Friday, February 10, 2012

A Golden Quote

Here's an interesting article from Warren Buffett:
Today the world's gold stock is about 170,000 metric tons. If all of this gold were melded together, it would form a cube of about 68 feet per side. (Picture it fitting comfortably within a baseball infield.) At $1,750 per ounce -- gold's price as I write this -- its value would be about $9.6 trillion. Call this cube pile A.

Let's now create a pile B costing an equal amount. For that, we could buy all U.S. cropland (400 million acres with output of about $200 billion annually), plus 16 Exxon Mobils (the world's most profitable company, one earning more than $40 billion annually). After these purchases, we would have about $1 trillion left over for walking-around money (no sense feeling strapped after this buying binge). Can you imagine an investor with $9.6 trillion selecting pile A over pile B?

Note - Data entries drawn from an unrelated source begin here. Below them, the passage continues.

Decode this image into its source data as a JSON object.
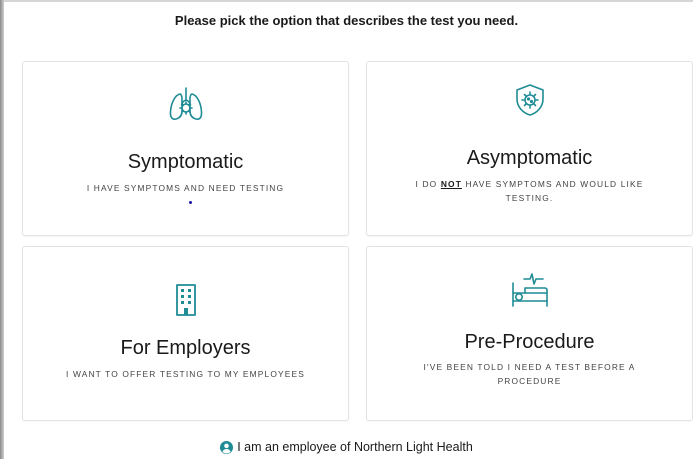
{
  "header": {
    "prompt": "Please pick the option that describes the test you need."
  },
  "options": [
    {
      "id": "symptomatic",
      "icon": "lungs-icon",
      "title": "Symptomatic",
      "subtitle": "I HAVE SYMPTOMS AND NEED TESTING"
    },
    {
      "id": "asymptomatic",
      "icon": "virus-shield-icon",
      "title": "Asymptomatic",
      "subtitle_pre": "I DO ",
      "subtitle_emph": "NOT",
      "subtitle_post_line1": " HAVE SYMPTOMS AND WOULD LIKE",
      "subtitle_line2": "TESTING."
    },
    {
      "id": "employers",
      "icon": "building-icon",
      "title": "For Employers",
      "subtitle": "I WANT TO OFFER TESTING TO MY EMPLOYEES"
    },
    {
      "id": "preprocedure",
      "icon": "hospital-bed-icon",
      "title": "Pre-Procedure",
      "subtitle_line1": "I'VE BEEN TOLD I NEED A TEST BEFORE A",
      "subtitle_line2": "PROCEDURE"
    }
  ],
  "footer": {
    "icon": "user-circle-icon",
    "text": "I am an employee of Northern Light Health"
  },
  "colors": {
    "accent": "#1f8c95",
    "card_border": "#e3e3e3",
    "text": "#1a1a1a"
  }
}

What is interesting to me is that we could probably conduct a similarly absurd exercise with the world stock of diamonds in Pile A. Buffett's statement is about the total value of the stock of gold relative to Pile B, but prices in a free market do and should reflect the marginal value. Phrased this way, Buffett exhibits a classic paradox in economics (the diamonds and water paradox). What Buffett means to say -- that the price of gold is too high given the marginal value of the product -- may also be true (and I think it is), but one could prefer Pile B over Pile A and the price of gold could still be "right" at the margin.